GRU Professor Finds Fun Way to Spread Dental Hygiene

GRU Professor Finds Fun Way to Spread Dental Hygiene (Image 1)_28124

A local college professor found a creative way to target a growing problem around the country and right here in the CSRA. Adults and children, especially those in underserved areas, neglect going to the dentist.  While going to get your teeth checked out may be a regular occurrence for some people, in certain communities it’s not.  Yet the same damaging effects can happen to the mouth. 

Courtney Carter is walking out of Georgia Regents University (GRU) College of Allied Health Sciences to her graduation, but she almost didn’t get there.  She told WJBF News Channel 6 that finding teeth to clean, mainly those who have not seen a dentist in a few years, was hard to find.

“I had to stay an extra week to find more difficult patients and complete them before I could get all of my graduation requirements in,” said Carter, a Dental Hygiene Senior at GRU.
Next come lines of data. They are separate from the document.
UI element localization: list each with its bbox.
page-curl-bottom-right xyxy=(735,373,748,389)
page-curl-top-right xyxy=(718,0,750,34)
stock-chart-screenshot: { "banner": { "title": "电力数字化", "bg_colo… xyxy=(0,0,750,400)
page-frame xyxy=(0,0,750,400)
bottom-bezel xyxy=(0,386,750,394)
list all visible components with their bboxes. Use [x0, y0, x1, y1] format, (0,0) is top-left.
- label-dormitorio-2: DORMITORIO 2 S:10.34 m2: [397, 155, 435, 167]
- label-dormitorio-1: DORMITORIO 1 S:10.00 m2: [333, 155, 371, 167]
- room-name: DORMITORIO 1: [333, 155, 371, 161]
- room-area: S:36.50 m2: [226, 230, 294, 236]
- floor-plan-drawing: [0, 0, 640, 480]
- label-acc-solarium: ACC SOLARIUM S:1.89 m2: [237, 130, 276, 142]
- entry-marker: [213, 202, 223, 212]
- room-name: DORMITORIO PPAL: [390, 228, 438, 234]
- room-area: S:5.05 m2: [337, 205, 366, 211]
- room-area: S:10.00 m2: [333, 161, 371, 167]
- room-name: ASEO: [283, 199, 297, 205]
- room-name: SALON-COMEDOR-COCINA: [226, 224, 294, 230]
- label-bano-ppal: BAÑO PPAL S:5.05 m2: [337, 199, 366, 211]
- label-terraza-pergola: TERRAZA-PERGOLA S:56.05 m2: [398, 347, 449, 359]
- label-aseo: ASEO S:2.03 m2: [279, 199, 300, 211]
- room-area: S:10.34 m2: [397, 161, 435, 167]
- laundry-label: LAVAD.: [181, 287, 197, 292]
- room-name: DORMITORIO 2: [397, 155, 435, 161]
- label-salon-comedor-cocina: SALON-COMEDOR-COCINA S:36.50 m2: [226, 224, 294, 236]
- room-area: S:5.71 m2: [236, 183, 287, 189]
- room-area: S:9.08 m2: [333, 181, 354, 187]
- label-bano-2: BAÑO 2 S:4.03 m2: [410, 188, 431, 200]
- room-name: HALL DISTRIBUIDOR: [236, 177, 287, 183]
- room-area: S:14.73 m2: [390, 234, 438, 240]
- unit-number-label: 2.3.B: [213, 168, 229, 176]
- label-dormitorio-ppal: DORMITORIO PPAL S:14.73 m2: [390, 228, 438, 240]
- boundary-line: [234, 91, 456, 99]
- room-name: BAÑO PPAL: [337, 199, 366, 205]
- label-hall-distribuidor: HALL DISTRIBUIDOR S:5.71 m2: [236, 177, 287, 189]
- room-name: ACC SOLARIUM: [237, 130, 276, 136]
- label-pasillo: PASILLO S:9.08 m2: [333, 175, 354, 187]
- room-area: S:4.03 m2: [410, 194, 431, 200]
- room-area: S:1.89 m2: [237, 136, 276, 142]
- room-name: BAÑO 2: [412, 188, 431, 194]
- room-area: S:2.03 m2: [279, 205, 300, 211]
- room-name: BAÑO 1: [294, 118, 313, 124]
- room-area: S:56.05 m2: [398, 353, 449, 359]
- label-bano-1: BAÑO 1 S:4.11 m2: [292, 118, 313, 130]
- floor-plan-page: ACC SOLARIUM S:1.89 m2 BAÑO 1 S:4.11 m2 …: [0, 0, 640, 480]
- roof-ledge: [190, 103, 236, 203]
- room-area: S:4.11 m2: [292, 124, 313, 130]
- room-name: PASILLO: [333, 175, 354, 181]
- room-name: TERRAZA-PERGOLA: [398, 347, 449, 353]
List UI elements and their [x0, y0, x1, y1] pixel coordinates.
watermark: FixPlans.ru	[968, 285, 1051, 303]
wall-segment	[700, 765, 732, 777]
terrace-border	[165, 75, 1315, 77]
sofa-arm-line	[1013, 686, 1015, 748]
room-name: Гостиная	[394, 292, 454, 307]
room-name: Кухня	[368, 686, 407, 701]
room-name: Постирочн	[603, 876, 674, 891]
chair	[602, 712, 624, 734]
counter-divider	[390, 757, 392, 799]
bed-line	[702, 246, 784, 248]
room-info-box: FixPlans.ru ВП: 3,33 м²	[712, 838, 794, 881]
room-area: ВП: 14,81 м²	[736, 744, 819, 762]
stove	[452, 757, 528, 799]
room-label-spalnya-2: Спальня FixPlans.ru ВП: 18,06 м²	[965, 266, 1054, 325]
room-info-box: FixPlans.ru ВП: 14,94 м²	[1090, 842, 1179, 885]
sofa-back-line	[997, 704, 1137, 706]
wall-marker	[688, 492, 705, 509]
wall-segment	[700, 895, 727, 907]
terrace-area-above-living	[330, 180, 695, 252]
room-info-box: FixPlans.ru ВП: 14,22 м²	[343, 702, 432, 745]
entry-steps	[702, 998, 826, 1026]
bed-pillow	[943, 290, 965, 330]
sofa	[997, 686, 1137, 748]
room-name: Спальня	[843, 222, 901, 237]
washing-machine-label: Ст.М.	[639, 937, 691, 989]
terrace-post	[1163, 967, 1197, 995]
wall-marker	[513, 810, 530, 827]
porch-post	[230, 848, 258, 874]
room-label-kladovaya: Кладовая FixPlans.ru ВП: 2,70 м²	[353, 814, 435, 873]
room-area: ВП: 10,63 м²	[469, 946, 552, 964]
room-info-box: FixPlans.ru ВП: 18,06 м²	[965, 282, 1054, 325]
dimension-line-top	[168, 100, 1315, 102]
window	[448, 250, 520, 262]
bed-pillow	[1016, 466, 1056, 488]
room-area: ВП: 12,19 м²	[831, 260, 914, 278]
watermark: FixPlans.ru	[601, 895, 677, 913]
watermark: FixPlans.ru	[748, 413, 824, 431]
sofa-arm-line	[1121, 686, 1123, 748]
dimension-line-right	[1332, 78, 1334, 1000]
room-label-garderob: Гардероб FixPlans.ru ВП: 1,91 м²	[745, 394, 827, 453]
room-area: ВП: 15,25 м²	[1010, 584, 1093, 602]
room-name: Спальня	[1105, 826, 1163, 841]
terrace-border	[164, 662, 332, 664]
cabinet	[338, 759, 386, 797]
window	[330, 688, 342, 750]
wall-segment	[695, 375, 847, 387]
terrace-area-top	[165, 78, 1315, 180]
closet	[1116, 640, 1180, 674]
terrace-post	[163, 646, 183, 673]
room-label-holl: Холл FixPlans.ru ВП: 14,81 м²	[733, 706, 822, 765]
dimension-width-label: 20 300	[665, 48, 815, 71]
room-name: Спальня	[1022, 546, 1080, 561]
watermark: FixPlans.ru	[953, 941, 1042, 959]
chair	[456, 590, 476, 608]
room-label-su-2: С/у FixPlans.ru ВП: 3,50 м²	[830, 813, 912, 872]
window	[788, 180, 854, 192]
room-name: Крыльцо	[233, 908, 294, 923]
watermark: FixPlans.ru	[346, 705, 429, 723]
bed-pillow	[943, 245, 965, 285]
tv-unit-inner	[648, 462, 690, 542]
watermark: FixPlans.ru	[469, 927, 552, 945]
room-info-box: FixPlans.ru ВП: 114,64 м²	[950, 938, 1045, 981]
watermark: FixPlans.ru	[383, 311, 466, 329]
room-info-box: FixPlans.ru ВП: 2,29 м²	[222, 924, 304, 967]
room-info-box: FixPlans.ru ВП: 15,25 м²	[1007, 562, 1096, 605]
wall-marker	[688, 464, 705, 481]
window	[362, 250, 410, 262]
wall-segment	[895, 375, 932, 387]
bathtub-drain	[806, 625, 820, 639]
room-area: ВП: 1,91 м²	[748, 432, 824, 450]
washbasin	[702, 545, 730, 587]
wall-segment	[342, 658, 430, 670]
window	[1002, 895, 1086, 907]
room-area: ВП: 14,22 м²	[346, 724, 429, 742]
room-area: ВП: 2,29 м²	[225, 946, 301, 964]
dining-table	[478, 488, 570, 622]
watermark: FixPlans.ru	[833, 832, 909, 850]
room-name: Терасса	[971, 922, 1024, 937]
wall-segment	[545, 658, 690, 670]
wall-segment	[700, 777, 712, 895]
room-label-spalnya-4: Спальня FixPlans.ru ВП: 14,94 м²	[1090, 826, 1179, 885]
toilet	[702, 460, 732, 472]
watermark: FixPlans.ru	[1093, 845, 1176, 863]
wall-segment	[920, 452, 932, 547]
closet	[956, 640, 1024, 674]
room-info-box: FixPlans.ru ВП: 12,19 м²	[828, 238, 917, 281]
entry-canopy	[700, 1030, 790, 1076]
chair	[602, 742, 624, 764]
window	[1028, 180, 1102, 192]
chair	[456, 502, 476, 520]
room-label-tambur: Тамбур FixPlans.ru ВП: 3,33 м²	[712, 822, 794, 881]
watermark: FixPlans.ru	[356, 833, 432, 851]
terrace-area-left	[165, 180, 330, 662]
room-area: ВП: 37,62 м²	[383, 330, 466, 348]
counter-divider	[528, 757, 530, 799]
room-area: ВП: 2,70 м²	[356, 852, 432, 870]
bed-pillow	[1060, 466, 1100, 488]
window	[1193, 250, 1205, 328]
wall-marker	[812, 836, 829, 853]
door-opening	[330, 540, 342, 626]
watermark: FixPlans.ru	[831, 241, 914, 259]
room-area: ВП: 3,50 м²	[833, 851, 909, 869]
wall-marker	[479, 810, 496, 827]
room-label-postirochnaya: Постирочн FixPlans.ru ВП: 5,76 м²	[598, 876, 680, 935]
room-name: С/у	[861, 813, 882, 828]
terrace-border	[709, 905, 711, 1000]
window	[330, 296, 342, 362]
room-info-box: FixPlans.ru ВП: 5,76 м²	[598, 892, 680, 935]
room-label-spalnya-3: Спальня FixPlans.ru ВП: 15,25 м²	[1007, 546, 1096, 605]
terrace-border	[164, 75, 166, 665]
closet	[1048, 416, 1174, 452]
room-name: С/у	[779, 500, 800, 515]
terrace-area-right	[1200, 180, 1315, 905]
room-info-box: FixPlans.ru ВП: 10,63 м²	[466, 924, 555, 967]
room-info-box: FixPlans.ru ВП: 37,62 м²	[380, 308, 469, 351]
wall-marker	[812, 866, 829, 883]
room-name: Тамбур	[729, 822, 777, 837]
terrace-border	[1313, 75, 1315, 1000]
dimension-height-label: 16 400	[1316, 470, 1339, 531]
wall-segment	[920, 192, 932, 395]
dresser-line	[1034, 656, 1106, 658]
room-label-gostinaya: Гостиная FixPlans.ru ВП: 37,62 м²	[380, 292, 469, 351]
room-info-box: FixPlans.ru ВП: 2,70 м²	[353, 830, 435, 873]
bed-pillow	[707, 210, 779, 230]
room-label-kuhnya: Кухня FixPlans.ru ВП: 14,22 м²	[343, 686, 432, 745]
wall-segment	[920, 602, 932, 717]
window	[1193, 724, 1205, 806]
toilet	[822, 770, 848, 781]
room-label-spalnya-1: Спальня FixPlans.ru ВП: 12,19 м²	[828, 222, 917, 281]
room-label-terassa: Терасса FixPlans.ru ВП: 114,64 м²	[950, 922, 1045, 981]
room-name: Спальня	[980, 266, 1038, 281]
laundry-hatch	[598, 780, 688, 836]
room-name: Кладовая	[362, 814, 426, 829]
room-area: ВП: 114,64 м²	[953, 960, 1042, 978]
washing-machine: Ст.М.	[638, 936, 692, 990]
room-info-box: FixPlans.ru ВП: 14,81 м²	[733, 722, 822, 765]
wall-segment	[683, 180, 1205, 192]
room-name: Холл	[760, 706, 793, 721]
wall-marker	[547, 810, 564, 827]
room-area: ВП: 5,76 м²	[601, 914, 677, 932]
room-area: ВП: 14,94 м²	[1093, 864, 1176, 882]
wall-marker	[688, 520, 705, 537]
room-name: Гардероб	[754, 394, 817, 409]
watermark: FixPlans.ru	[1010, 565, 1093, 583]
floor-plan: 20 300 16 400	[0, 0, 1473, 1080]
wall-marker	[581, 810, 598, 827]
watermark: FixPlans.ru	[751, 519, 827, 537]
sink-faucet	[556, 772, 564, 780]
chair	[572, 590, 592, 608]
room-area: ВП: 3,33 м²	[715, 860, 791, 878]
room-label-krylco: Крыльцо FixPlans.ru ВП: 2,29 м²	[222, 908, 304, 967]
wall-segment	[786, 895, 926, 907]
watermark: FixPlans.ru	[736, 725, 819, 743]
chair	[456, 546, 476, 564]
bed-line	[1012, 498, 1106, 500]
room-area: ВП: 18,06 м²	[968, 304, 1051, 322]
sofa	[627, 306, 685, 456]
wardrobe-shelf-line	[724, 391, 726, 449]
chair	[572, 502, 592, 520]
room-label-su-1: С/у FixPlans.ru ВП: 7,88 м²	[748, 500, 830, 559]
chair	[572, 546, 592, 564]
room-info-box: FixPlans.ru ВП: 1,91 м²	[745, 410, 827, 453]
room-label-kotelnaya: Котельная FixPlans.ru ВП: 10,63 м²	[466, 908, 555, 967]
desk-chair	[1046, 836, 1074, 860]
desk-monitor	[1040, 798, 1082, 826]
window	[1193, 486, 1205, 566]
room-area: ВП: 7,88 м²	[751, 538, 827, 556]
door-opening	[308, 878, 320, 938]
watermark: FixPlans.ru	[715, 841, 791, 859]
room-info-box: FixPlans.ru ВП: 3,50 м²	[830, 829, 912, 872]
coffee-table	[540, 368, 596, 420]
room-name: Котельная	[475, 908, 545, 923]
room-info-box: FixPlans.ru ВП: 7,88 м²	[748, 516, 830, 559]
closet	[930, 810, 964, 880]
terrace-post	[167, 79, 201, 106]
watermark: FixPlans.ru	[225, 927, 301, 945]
Many other hygiene students were like Carter, highlighting an excess of cavities in children and plaque build-up and gum disease in adults living in underserved areas.

She recalled, “I remember talking to one child and I was like ‘oh you need to floss at night.’  She said, ‘well we don’t have money for floss and I don’t have a tooth brush.'”
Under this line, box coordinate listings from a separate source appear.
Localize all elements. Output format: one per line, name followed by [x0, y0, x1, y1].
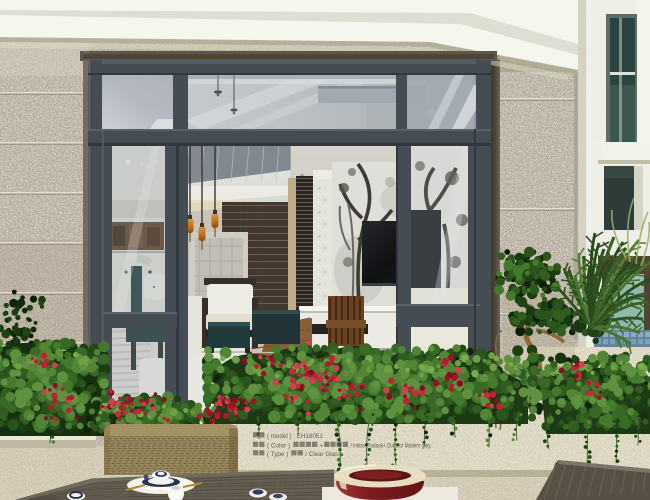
- svg-text:/ Clear Glass: / Clear Glass: [305, 451, 341, 458]
- svg-text:( Color ) :: ( Color ) :: [267, 443, 294, 450]
- svg-text:+: +: [320, 443, 324, 450]
- svg-text:( model ) : EH16051: ( model ) : EH16051: [267, 433, 323, 440]
- svg-text:/ Indoor Padauk+ Outdoor Moder: / Indoor Padauk+ Outdoor Modern gray: [351, 443, 432, 450]
- svg-text:( Type ) :: ( Type ) :: [267, 451, 292, 458]
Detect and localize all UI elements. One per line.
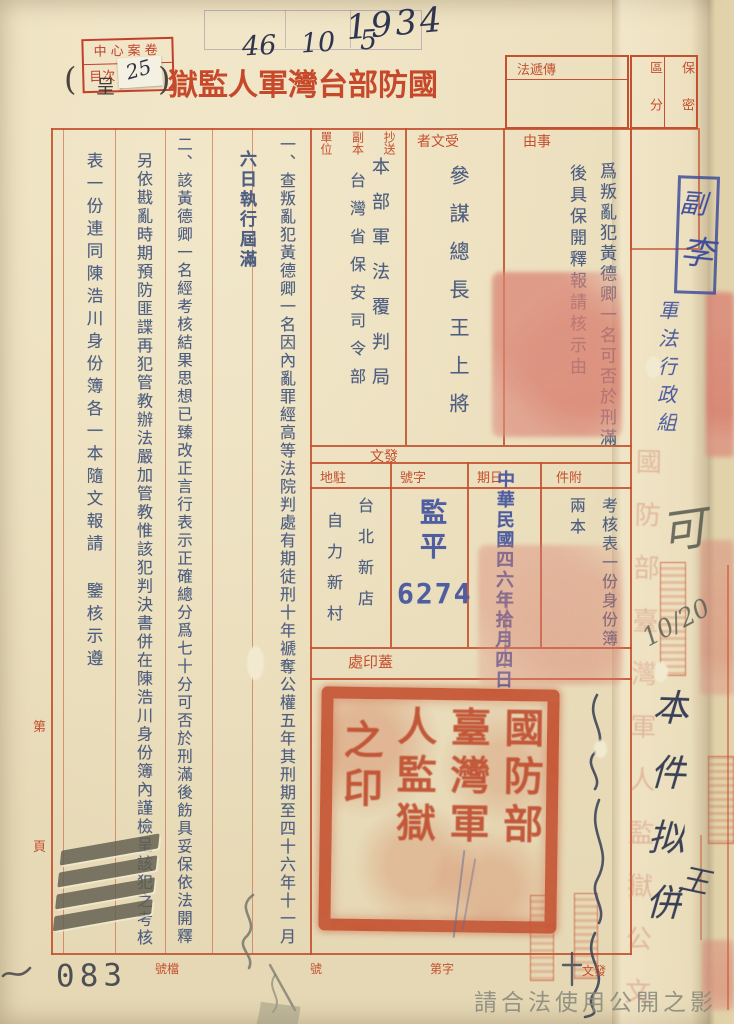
seal-col-4: 之印 — [336, 719, 383, 816]
secrecy-col-left: 區分 — [633, 57, 664, 127]
recipient-label: 者文受 — [405, 131, 503, 151]
body-col-2: 六日執行屆滿 — [234, 150, 259, 270]
form-line — [51, 128, 632, 130]
note-handwriting: 本件拟併 — [631, 687, 694, 949]
small-red-stamp-right-page — [708, 756, 734, 844]
attachment-label: 件附 — [540, 467, 630, 486]
scanned-document-page: 1934 46 10 5 中心案卷 目次 25 ( 呈 ) 獄監人軍灣台部防國 … — [0, 0, 734, 1024]
dispatch-bottom-label: 文發 — [582, 962, 616, 979]
transmission-box: 法遞傳 — [505, 55, 629, 129]
form-line — [310, 487, 632, 489]
recipient-text: 參謀總長王上將 — [444, 165, 473, 431]
cc-label-unit: 單位 — [319, 131, 333, 155]
paper-flaw — [247, 646, 264, 680]
body-col-1: 一、查叛亂犯黃德卿一名因內亂罪經高等法院判處有期徒刑十年褫奪公權五年其刑期至四十… — [274, 136, 298, 946]
cc-text-line2: 台灣省保安司令部 — [344, 172, 368, 396]
paper-flaw — [594, 740, 607, 758]
secrecy-col-right: 保密 — [664, 57, 696, 127]
cc-label-duplicate: 副本 — [350, 131, 364, 155]
station-line2: 自力新村 — [321, 512, 345, 636]
station-line1: 台北新店 — [352, 497, 376, 621]
body-col-5: 表一份連同陳浩川身份簿各一本隨文報請 鑒核示遵 — [81, 152, 105, 672]
signature-box-char-bottom: 李 — [679, 224, 717, 275]
page-number-stamp: 083 — [56, 957, 128, 994]
seal-col-1: 國防部 — [496, 707, 544, 852]
number-label: 號字 — [390, 467, 467, 486]
sticker: 25 — [117, 56, 163, 89]
doc-number-label: 第字 — [430, 960, 464, 977]
usage-watermark: 請合法使用公開之影像 — [474, 983, 734, 1024]
form-line — [390, 462, 392, 647]
pink-stamp-lower — [478, 545, 623, 685]
small-red-stamp-2 — [530, 895, 554, 981]
secrecy-box: 保密 區分 — [630, 55, 698, 129]
cc-labels: 抄送 副本 單位 — [310, 131, 405, 155]
archives-logo-book-icon — [49, 830, 183, 978]
form-line — [405, 128, 407, 445]
title-paren-open: ( — [64, 60, 76, 98]
pink-stamp-upper — [492, 272, 622, 437]
cc-label-copy: 抄送 — [382, 131, 396, 155]
dispatch-label: 文發 — [310, 446, 632, 466]
cc-text-line1: 本部軍法覆判局 — [366, 157, 392, 402]
approve-handwriting: 可 — [656, 491, 711, 563]
number-suffix-label: 號 — [310, 960, 322, 977]
number-digits-stamp: 6274 — [397, 577, 472, 610]
handwritten-date: 46 10 5 — [241, 24, 377, 62]
paper-flaw — [646, 356, 661, 378]
station-label: 地駐 — [310, 467, 390, 486]
form-line — [467, 462, 469, 647]
pink-stamp-right-edge-1 — [706, 292, 734, 457]
backpage-rule — [727, 565, 729, 1010]
seal-col-3: 人監獄 — [389, 705, 437, 850]
paper-flaw — [654, 662, 668, 682]
number-word-stamp: 監平 — [411, 498, 450, 566]
title-submit-char: 呈 — [96, 72, 115, 99]
attachment-line2: 兩本 — [564, 497, 588, 539]
seal-col-2: 臺灣軍 — [442, 706, 490, 851]
signature-box-char-top: 副 — [679, 181, 709, 222]
form-line — [310, 128, 312, 955]
official-square-seal: 國防部 臺灣軍 人監獄 之印 — [318, 686, 559, 933]
page-no-prefix: 第 — [33, 716, 46, 735]
subject-label: 由事 — [505, 131, 630, 151]
transmission-label: 法遞傳 — [507, 57, 627, 80]
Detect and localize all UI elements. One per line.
Ana Thompson is a Registered Dental Hygienist and Chair of the Department of Dental Hygiene at Georgia Regents University. She is hoping her coloring and activity book, Keeping Up With Your Smile, will reverse poor oral health decisions in children and adults by showing how a toothbrush, toothpaste and floss can go to war with germ monsters in your mouth.

“The tooth brush in this case could be the hero who comes to save the mouth,” she described.  “Some brushing techniques, flossing techniques, we talk about the germs that produce cavities and nutrition.  There’s actually some games that they can do.”

An American Dental Education Association grant provided minority faculty development and outreach activities, sending dental hygiene students in trailers to offer free oral health to those in need. Thompson hopes the coloring book will be an extension of those services, introducing kids and ultimately their parents to the sights and sounds of the dentist office while stressing the importance of oral hygiene.

“We don’t look inside our kids mouths all the time.  We’re not checking that there is a problem.  Parents need to know that the teeth that the child is going to lose, if they have cavities, they cause pain,” she said.